Plus, what good does being hot even do when you’re not that great in bed? When their chemistry began radically fizzling out after Jay’s birth, Nick, being Nick, decided that they should “be real” about it and get the spark back by talking honestly about their fantasies with one another. They were drunk, which had been the case throughout most of their early dating, and when their happiness pitched a sharp downward spiral—if Emily thought too closely on this, it had happened, really, before she was even pregnant with Jay—for a while she and Nick tried to self-medicate back to bliss with copious evening cocktails, even though both had lost the zeal for it. Emily thought the divulge-your-innermost-fantasy stuff might be funny—might be fun. She was embarrassingly truthful, confessing that her earliest masturbatory forays had been to a) the fan
tasy that she was Marie Osmond and that she and Donnie were having an incestuous affair, and the Osmond family had implanted cameras in her closet to try to catch them, and b) fantasies of being seduced by Damien—the adult version, not the creepy tricycle-riding kid—from The Omen. Nick was the type of man to whom you could say such things without the fear that he would judge you, and Emily felt a kind of transcendent giddiness at first confessing these ridiculous—but in her youth truly powerful—fantasies that had informed, somehow in ways she couldn’t place, her adult sexuality.

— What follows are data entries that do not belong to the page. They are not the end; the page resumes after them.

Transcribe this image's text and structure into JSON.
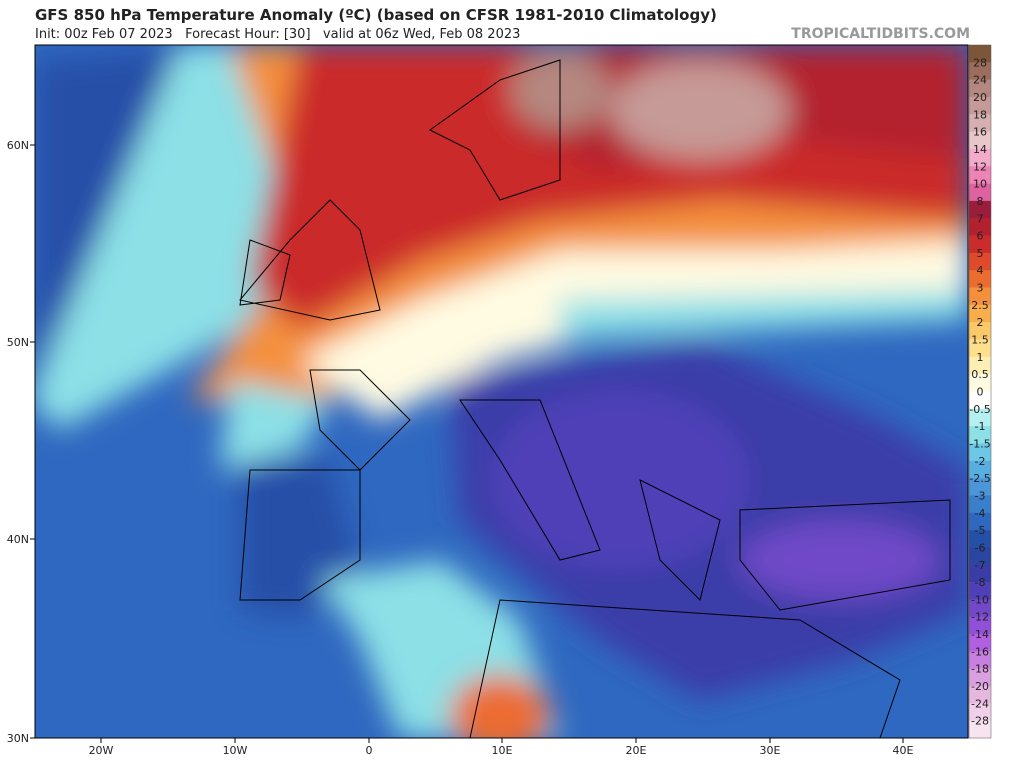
{
  "header": {
    "title": "GFS 850 hPa Temperature Anomaly (ºC) (based on CFSR 1981-2010 Climatology)",
    "subtitle": "Init: 00z Feb 07 2023   Forecast Hour: [30]   valid at 06z Wed, Feb 08 2023",
    "credit": "TROPICALTIDBITS.COM"
  },
  "map": {
    "lat_labels": [
      "60N",
      "50N",
      "40N",
      "30N"
    ],
    "lon_labels": [
      "20W",
      "10W",
      "0",
      "10E",
      "20E",
      "30E",
      "40E"
    ]
  },
  "colorbar": {
    "labels": [
      "28",
      "24",
      "20",
      "18",
      "16",
      "14",
      "12",
      "10",
      "8",
      "7",
      "6",
      "5",
      "4",
      "3",
      "2.5",
      "2",
      "1.5",
      "1",
      "0.5",
      "0",
      "-0.5",
      "-1",
      "-1.5",
      "-2",
      "-2.5",
      "-3",
      "-4",
      "-5",
      "-6",
      "-7",
      "-8",
      "-10",
      "-12",
      "-14",
      "-16",
      "-18",
      "-20",
      "-24",
      "-28"
    ],
    "colors": [
      "#7d5538",
      "#9c6c5c",
      "#b48880",
      "#c69a96",
      "#d6b0b0",
      "#e8c6ca",
      "#f4aacb",
      "#ee84b6",
      "#de62a0",
      "#9c1c3c",
      "#b3202e",
      "#cb2b2a",
      "#de4a2a",
      "#ec6c30",
      "#f4903c",
      "#f8ae4a",
      "#fbc96a",
      "#fddf8c",
      "#fdefb4",
      "#fffbe2",
      "#ffffff",
      "#b4f0f0",
      "#8ce0e6",
      "#6cc8e6",
      "#58aee0",
      "#4a96d8",
      "#3a7fcc",
      "#2f68c0",
      "#2550a8",
      "#2a46a0",
      "#3a3ca8",
      "#5040b8",
      "#7048c8",
      "#9050d8",
      "#b060e0",
      "#c880e0",
      "#d8a0e0",
      "#e6b8e0",
      "#f0d0e8",
      "#f8e4f0"
    ]
  }
}
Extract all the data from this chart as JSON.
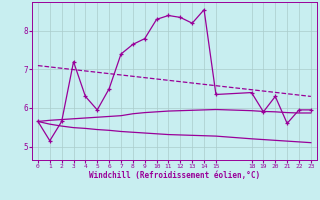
{
  "bg_color": "#c8eef0",
  "line_color": "#990099",
  "grid_color": "#aacccc",
  "xlabel": "Windchill (Refroidissement éolien,°C)",
  "xticks": [
    0,
    1,
    2,
    3,
    4,
    5,
    6,
    7,
    8,
    9,
    10,
    11,
    12,
    13,
    14,
    15,
    18,
    19,
    20,
    21,
    22,
    23
  ],
  "yticks": [
    5,
    6,
    7,
    8
  ],
  "ylim": [
    4.65,
    8.75
  ],
  "xlim": [
    -0.5,
    23.5
  ],
  "line1_x": [
    0,
    1,
    2,
    3,
    4,
    5,
    6,
    7,
    8,
    9,
    10,
    11,
    12,
    13,
    14,
    15,
    18,
    19,
    20,
    21,
    22,
    23
  ],
  "line1_y": [
    5.65,
    5.15,
    5.65,
    7.2,
    6.3,
    5.95,
    6.5,
    7.4,
    7.65,
    7.8,
    8.3,
    8.4,
    8.35,
    8.2,
    8.55,
    6.35,
    6.4,
    5.9,
    6.3,
    5.6,
    5.95,
    5.95
  ],
  "line2_x": [
    0,
    23
  ],
  "line2_y": [
    7.1,
    6.3
  ],
  "line3_x": [
    0,
    1,
    2,
    3,
    4,
    5,
    6,
    7,
    8,
    9,
    10,
    11,
    12,
    13,
    14,
    15,
    18,
    19,
    20,
    21,
    22,
    23
  ],
  "line3_y": [
    5.65,
    5.68,
    5.7,
    5.72,
    5.74,
    5.76,
    5.78,
    5.8,
    5.85,
    5.88,
    5.9,
    5.92,
    5.93,
    5.94,
    5.95,
    5.96,
    5.93,
    5.91,
    5.9,
    5.88,
    5.87,
    5.87
  ],
  "line4_x": [
    0,
    1,
    2,
    3,
    4,
    5,
    6,
    7,
    8,
    9,
    10,
    11,
    12,
    13,
    14,
    15,
    18,
    19,
    20,
    21,
    22,
    23
  ],
  "line4_y": [
    5.65,
    5.58,
    5.53,
    5.49,
    5.47,
    5.44,
    5.42,
    5.39,
    5.37,
    5.35,
    5.33,
    5.31,
    5.3,
    5.29,
    5.28,
    5.27,
    5.2,
    5.18,
    5.16,
    5.14,
    5.12,
    5.1
  ]
}
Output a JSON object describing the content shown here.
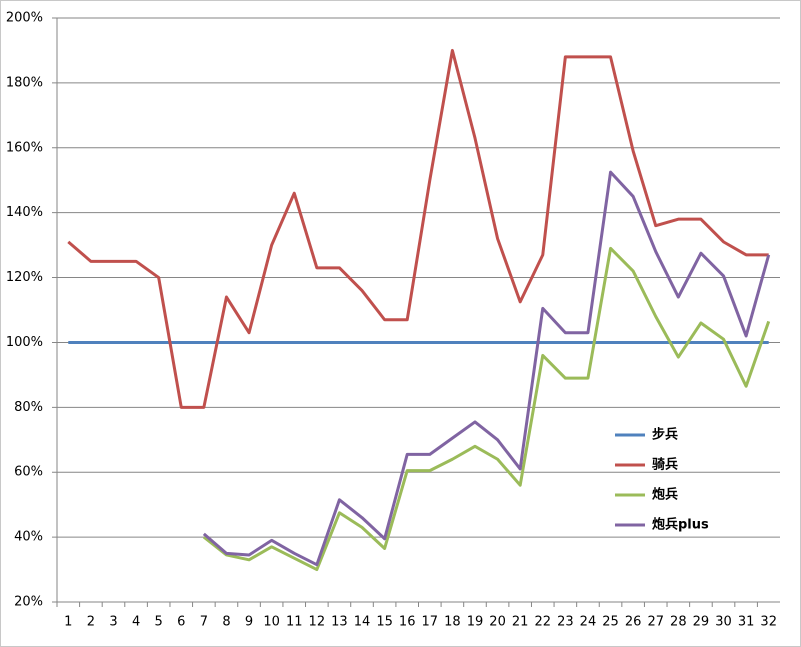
{
  "chart_data": {
    "type": "line",
    "categories": [
      "1",
      "2",
      "3",
      "4",
      "5",
      "6",
      "7",
      "8",
      "9",
      "10",
      "11",
      "12",
      "13",
      "14",
      "15",
      "16",
      "17",
      "18",
      "19",
      "20",
      "21",
      "22",
      "23",
      "24",
      "25",
      "26",
      "27",
      "28",
      "29",
      "30",
      "31",
      "32"
    ],
    "series": [
      {
        "name": "步兵",
        "color": "#4f81bd",
        "values": [
          100,
          100,
          100,
          100,
          100,
          100,
          100,
          100,
          100,
          100,
          100,
          100,
          100,
          100,
          100,
          100,
          100,
          100,
          100,
          100,
          100,
          100,
          100,
          100,
          100,
          100,
          100,
          100,
          100,
          100,
          100,
          100
        ]
      },
      {
        "name": "骑兵",
        "color": "#c0504d",
        "values": [
          131,
          125,
          125,
          125,
          120,
          80,
          80,
          114,
          103,
          130,
          146,
          123,
          123,
          116,
          107,
          107,
          150,
          190,
          163,
          132,
          112.5,
          127,
          188,
          188,
          188,
          159,
          136,
          138,
          138,
          131,
          127,
          127
        ]
      },
      {
        "name": "炮兵",
        "color": "#9bbb59",
        "values": [
          null,
          null,
          null,
          null,
          null,
          null,
          40,
          34.5,
          33,
          37,
          33.5,
          30,
          47.5,
          43,
          36.5,
          60.5,
          60.5,
          64,
          68,
          64,
          56,
          96,
          89,
          89,
          129,
          122,
          108,
          95.5,
          106,
          101,
          86.5,
          106.5
        ]
      },
      {
        "name": "炮兵plus",
        "color": "#8064a2",
        "values": [
          null,
          null,
          null,
          null,
          null,
          null,
          41,
          35,
          34.5,
          39,
          35,
          31.5,
          51.5,
          46,
          39.5,
          65.5,
          65.5,
          70.5,
          75.5,
          70,
          61,
          110.5,
          103,
          103,
          152.5,
          145,
          128,
          114,
          127.5,
          120.5,
          102,
          127
        ]
      }
    ],
    "ylim": [
      20,
      200
    ],
    "yticks": [
      {
        "value": 20,
        "label": "20%"
      },
      {
        "value": 40,
        "label": "40%"
      },
      {
        "value": 60,
        "label": "60%"
      },
      {
        "value": 80,
        "label": "80%"
      },
      {
        "value": 100,
        "label": "100%"
      },
      {
        "value": 120,
        "label": "120%"
      },
      {
        "value": 140,
        "label": "140%"
      },
      {
        "value": 160,
        "label": "160%"
      },
      {
        "value": 180,
        "label": "180%"
      },
      {
        "value": 200,
        "label": "200%"
      }
    ],
    "grid": true,
    "legend": "right"
  }
}
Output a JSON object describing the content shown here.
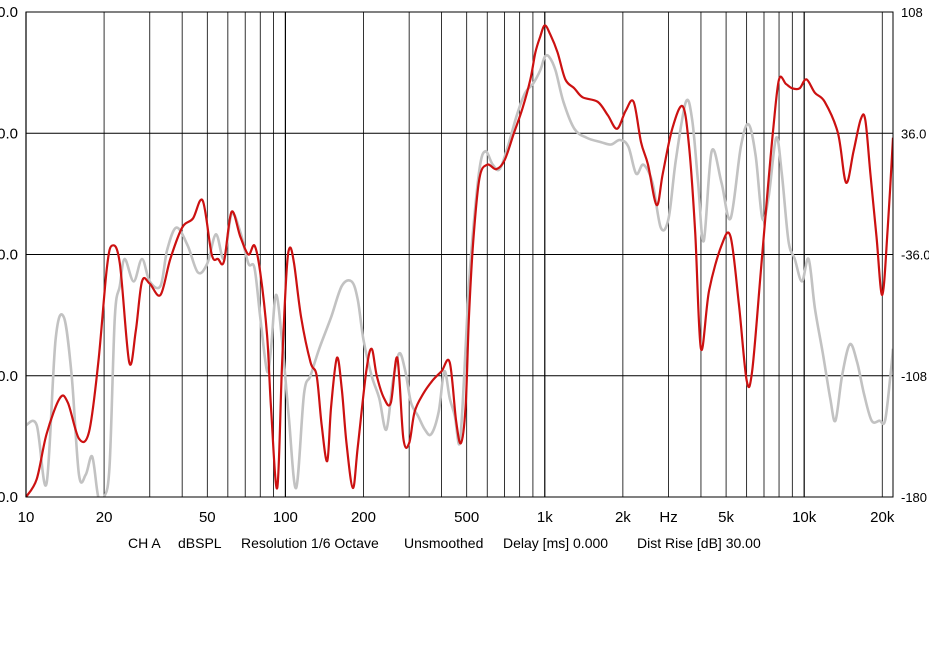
{
  "chart_data": {
    "type": "line",
    "x_scale": "log",
    "xlim": [
      10,
      22000
    ],
    "ylim_left": [
      0.0,
      108.0
    ],
    "ylim_right": [
      -180,
      108
    ],
    "grid": true,
    "x_ticks": [
      {
        "value": 10,
        "label": "10"
      },
      {
        "value": 20,
        "label": "20"
      },
      {
        "value": 50,
        "label": "50"
      },
      {
        "value": 100,
        "label": "100"
      },
      {
        "value": 200,
        "label": "200"
      },
      {
        "value": 500,
        "label": "500"
      },
      {
        "value": 1000,
        "label": "1k"
      },
      {
        "value": 2000,
        "label": "2k"
      },
      {
        "value": 3000,
        "label": "Hz"
      },
      {
        "value": 5000,
        "label": "5k"
      },
      {
        "value": 10000,
        "label": "10k"
      },
      {
        "value": 20000,
        "label": "20k"
      }
    ],
    "left_tick_labels": [
      "0.0",
      "0.0",
      "0.0",
      "0.0",
      "0.0"
    ],
    "right_tick_labels": [
      "108",
      "36.0",
      "-36.0",
      "-108",
      "-180"
    ],
    "series": [
      {
        "color": "#cc1111",
        "points": [
          [
            10,
            0.0
          ],
          [
            11,
            4.0
          ],
          [
            12,
            14.0
          ],
          [
            13.5,
            22.0
          ],
          [
            14.5,
            21.0
          ],
          [
            16,
            13.0
          ],
          [
            17.5,
            14.5
          ],
          [
            19,
            30.0
          ],
          [
            20.5,
            51.0
          ],
          [
            21.5,
            56.0
          ],
          [
            23,
            52.0
          ],
          [
            25,
            30.0
          ],
          [
            26.5,
            37.0
          ],
          [
            28,
            48.0
          ],
          [
            30,
            47.5
          ],
          [
            33,
            45.0
          ],
          [
            36,
            53.0
          ],
          [
            40,
            60.0
          ],
          [
            44,
            62.0
          ],
          [
            48,
            66.0
          ],
          [
            52,
            54.0
          ],
          [
            55,
            53.0
          ],
          [
            58,
            52.5
          ],
          [
            62,
            63.5
          ],
          [
            67,
            58.0
          ],
          [
            72,
            54.0
          ],
          [
            76,
            56.0
          ],
          [
            80,
            50.0
          ],
          [
            85,
            36.0
          ],
          [
            88,
            20.0
          ],
          [
            93,
            2.0
          ],
          [
            97,
            29.0
          ],
          [
            101,
            50.0
          ],
          [
            104,
            55.5
          ],
          [
            108,
            52.0
          ],
          [
            115,
            40.0
          ],
          [
            125,
            30.0
          ],
          [
            132,
            27.0
          ],
          [
            138,
            16.0
          ],
          [
            145,
            8.0
          ],
          [
            150,
            20.0
          ],
          [
            158,
            31.0
          ],
          [
            165,
            24.0
          ],
          [
            172,
            12.0
          ],
          [
            182,
            2.0
          ],
          [
            190,
            11.0
          ],
          [
            205,
            28.0
          ],
          [
            215,
            33.0
          ],
          [
            225,
            27.0
          ],
          [
            240,
            22.0
          ],
          [
            255,
            21.0
          ],
          [
            270,
            31.0
          ],
          [
            285,
            13.0
          ],
          [
            300,
            12.0
          ],
          [
            315,
            19.0
          ],
          [
            340,
            23.0
          ],
          [
            370,
            26.0
          ],
          [
            400,
            28.0
          ],
          [
            430,
            30.0
          ],
          [
            455,
            17.0
          ],
          [
            475,
            12.0
          ],
          [
            495,
            20.0
          ],
          [
            510,
            40.0
          ],
          [
            530,
            57.0
          ],
          [
            560,
            71.0
          ],
          [
            600,
            74.0
          ],
          [
            650,
            73.0
          ],
          [
            700,
            75.0
          ],
          [
            760,
            81.0
          ],
          [
            820,
            86.5
          ],
          [
            880,
            93.0
          ],
          [
            920,
            99.0
          ],
          [
            960,
            102.5
          ],
          [
            1000,
            105.0
          ],
          [
            1050,
            103.0
          ],
          [
            1120,
            99.0
          ],
          [
            1200,
            93.0
          ],
          [
            1300,
            91.0
          ],
          [
            1400,
            89.0
          ],
          [
            1600,
            88.0
          ],
          [
            1750,
            85.0
          ],
          [
            1900,
            82.0
          ],
          [
            2050,
            86.0
          ],
          [
            2200,
            88.0
          ],
          [
            2350,
            79.0
          ],
          [
            2500,
            74.0
          ],
          [
            2700,
            65.0
          ],
          [
            2850,
            72.0
          ],
          [
            3100,
            82.0
          ],
          [
            3400,
            87.0
          ],
          [
            3600,
            78.0
          ],
          [
            3800,
            59.0
          ],
          [
            4000,
            33.0
          ],
          [
            4300,
            46.0
          ],
          [
            4800,
            56.0
          ],
          [
            5200,
            58.0
          ],
          [
            5600,
            43.0
          ],
          [
            6000,
            26.0
          ],
          [
            6300,
            28.0
          ],
          [
            6800,
            50.0
          ],
          [
            7200,
            67.0
          ],
          [
            7600,
            82.0
          ],
          [
            8000,
            93.0
          ],
          [
            8500,
            92.0
          ],
          [
            9000,
            91.0
          ],
          [
            9600,
            91.0
          ],
          [
            10200,
            93.0
          ],
          [
            11000,
            90.0
          ],
          [
            12000,
            88.0
          ],
          [
            13500,
            81.0
          ],
          [
            14500,
            70.0
          ],
          [
            15500,
            77.0
          ],
          [
            16500,
            84.0
          ],
          [
            17200,
            84.0
          ],
          [
            18000,
            72.0
          ],
          [
            19000,
            58.0
          ],
          [
            20000,
            45.0
          ],
          [
            21000,
            60.0
          ],
          [
            22000,
            80.0
          ]
        ]
      },
      {
        "color": "#c2c2c2",
        "points": [
          [
            10,
            16.0
          ],
          [
            11,
            16.0
          ],
          [
            12,
            3.0
          ],
          [
            13,
            35.0
          ],
          [
            14,
            40.0
          ],
          [
            15,
            27.0
          ],
          [
            16,
            5.0
          ],
          [
            17,
            5.0
          ],
          [
            18,
            9.0
          ],
          [
            19,
            0.0
          ],
          [
            20,
            0.0
          ],
          [
            21,
            7.0
          ],
          [
            22,
            40.0
          ],
          [
            23,
            47.0
          ],
          [
            24,
            53.0
          ],
          [
            26,
            48.0
          ],
          [
            28,
            53.0
          ],
          [
            30,
            48.0
          ],
          [
            33,
            47.0
          ],
          [
            35,
            55.0
          ],
          [
            38,
            60.0
          ],
          [
            42,
            56.0
          ],
          [
            46,
            50.0
          ],
          [
            50,
            52.0
          ],
          [
            54,
            58.5
          ],
          [
            58,
            53.0
          ],
          [
            62,
            63.0
          ],
          [
            67,
            59.0
          ],
          [
            72,
            52.0
          ],
          [
            76,
            51.0
          ],
          [
            80,
            40.0
          ],
          [
            85,
            28.0
          ],
          [
            88,
            33.0
          ],
          [
            92,
            45.0
          ],
          [
            97,
            35.0
          ],
          [
            103,
            18.0
          ],
          [
            110,
            2.0
          ],
          [
            118,
            23.0
          ],
          [
            125,
            27.0
          ],
          [
            135,
            33.0
          ],
          [
            150,
            40.0
          ],
          [
            165,
            47.0
          ],
          [
            180,
            48.0
          ],
          [
            190,
            44.0
          ],
          [
            200,
            35.0
          ],
          [
            215,
            27.0
          ],
          [
            230,
            22.0
          ],
          [
            245,
            15.0
          ],
          [
            260,
            26.0
          ],
          [
            275,
            32.0
          ],
          [
            290,
            28.0
          ],
          [
            305,
            21.0
          ],
          [
            325,
            18.0
          ],
          [
            345,
            15.0
          ],
          [
            365,
            14.0
          ],
          [
            390,
            19.0
          ],
          [
            410,
            28.0
          ],
          [
            430,
            22.0
          ],
          [
            450,
            18.0
          ],
          [
            470,
            12.0
          ],
          [
            490,
            28.0
          ],
          [
            505,
            43.0
          ],
          [
            525,
            57.0
          ],
          [
            560,
            73.0
          ],
          [
            590,
            77.0
          ],
          [
            630,
            74.0
          ],
          [
            670,
            73.0
          ],
          [
            720,
            78.0
          ],
          [
            780,
            85.0
          ],
          [
            840,
            90.0
          ],
          [
            900,
            92.0
          ],
          [
            960,
            95.0
          ],
          [
            1000,
            98.0
          ],
          [
            1040,
            98.0
          ],
          [
            1100,
            95.0
          ],
          [
            1180,
            88.0
          ],
          [
            1300,
            82.0
          ],
          [
            1450,
            80.0
          ],
          [
            1650,
            79.0
          ],
          [
            1800,
            78.5
          ],
          [
            1950,
            79.5
          ],
          [
            2100,
            78.0
          ],
          [
            2250,
            72.0
          ],
          [
            2400,
            74.0
          ],
          [
            2600,
            70.0
          ],
          [
            2800,
            60.0
          ],
          [
            3000,
            62.0
          ],
          [
            3200,
            75.0
          ],
          [
            3500,
            88.0
          ],
          [
            3700,
            84.0
          ],
          [
            3900,
            70.0
          ],
          [
            4100,
            57.0
          ],
          [
            4400,
            77.0
          ],
          [
            4800,
            70.0
          ],
          [
            5200,
            62.0
          ],
          [
            5700,
            78.0
          ],
          [
            6100,
            83.0
          ],
          [
            6500,
            76.0
          ],
          [
            6900,
            62.0
          ],
          [
            7300,
            67.0
          ],
          [
            7800,
            80.0
          ],
          [
            8200,
            72.0
          ],
          [
            8700,
            57.0
          ],
          [
            9200,
            53.0
          ],
          [
            9800,
            48.0
          ],
          [
            10400,
            53.0
          ],
          [
            11000,
            42.0
          ],
          [
            11800,
            32.0
          ],
          [
            12600,
            22.0
          ],
          [
            13200,
            17.0
          ],
          [
            14000,
            27.0
          ],
          [
            15000,
            34.0
          ],
          [
            16000,
            30.0
          ],
          [
            17000,
            23.0
          ],
          [
            18200,
            17.0
          ],
          [
            19500,
            17.0
          ],
          [
            20500,
            17.0
          ],
          [
            21500,
            27.0
          ],
          [
            22000,
            33.0
          ]
        ]
      }
    ]
  },
  "footer": {
    "channel": "CH A",
    "unit": "dBSPL",
    "resolution": "Resolution 1/6 Octave",
    "smoothing": "Unsmoothed",
    "delay": "Delay [ms] 0.000",
    "dist_rise": "Dist Rise [dB] 30.00"
  }
}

Then it was Nick’s turn. And he said he had always fantasized about being forced to wear a floral apron and clean the house of a powerful woman, and lay her clothes out in the morning, and keep her house while she was out working, and then be her sexual slave at night, doing anything she might possibly desire for her pleasure. He mentioned something he called “male chastity” and this fantasy Powerful Woman—did he mean Emily?!—controlling when he was permitted to orgasm, while she could come as often as she liked, and of her “punishing him” with increased denial or maybe even humiliating tasks if he disobeyed and jerked off.
Oh my fucking God.
Okay . . . it wasn’t really true. Nick was pretty good in bed, as long as you didn’t allow yourself to think about any of the above. He had a reliably functional cock; he fucked for a normative period of time; he knew how to go down on a woman like nobody’s business, which she didn’t really like to dwell on since she knew he had obscene amounts of experience in this regard . . . he was an attentive lover, a good lover . . . except for the fact that, apparently, rather than pushing his dick into her vagina and creating the appropriate friction that made them both feel good, he would rather be . . . in an apron not being allowed to come and then getting “punished” (did he mean cleaning the kitchen floor with a toothbrush?) if he transgressed.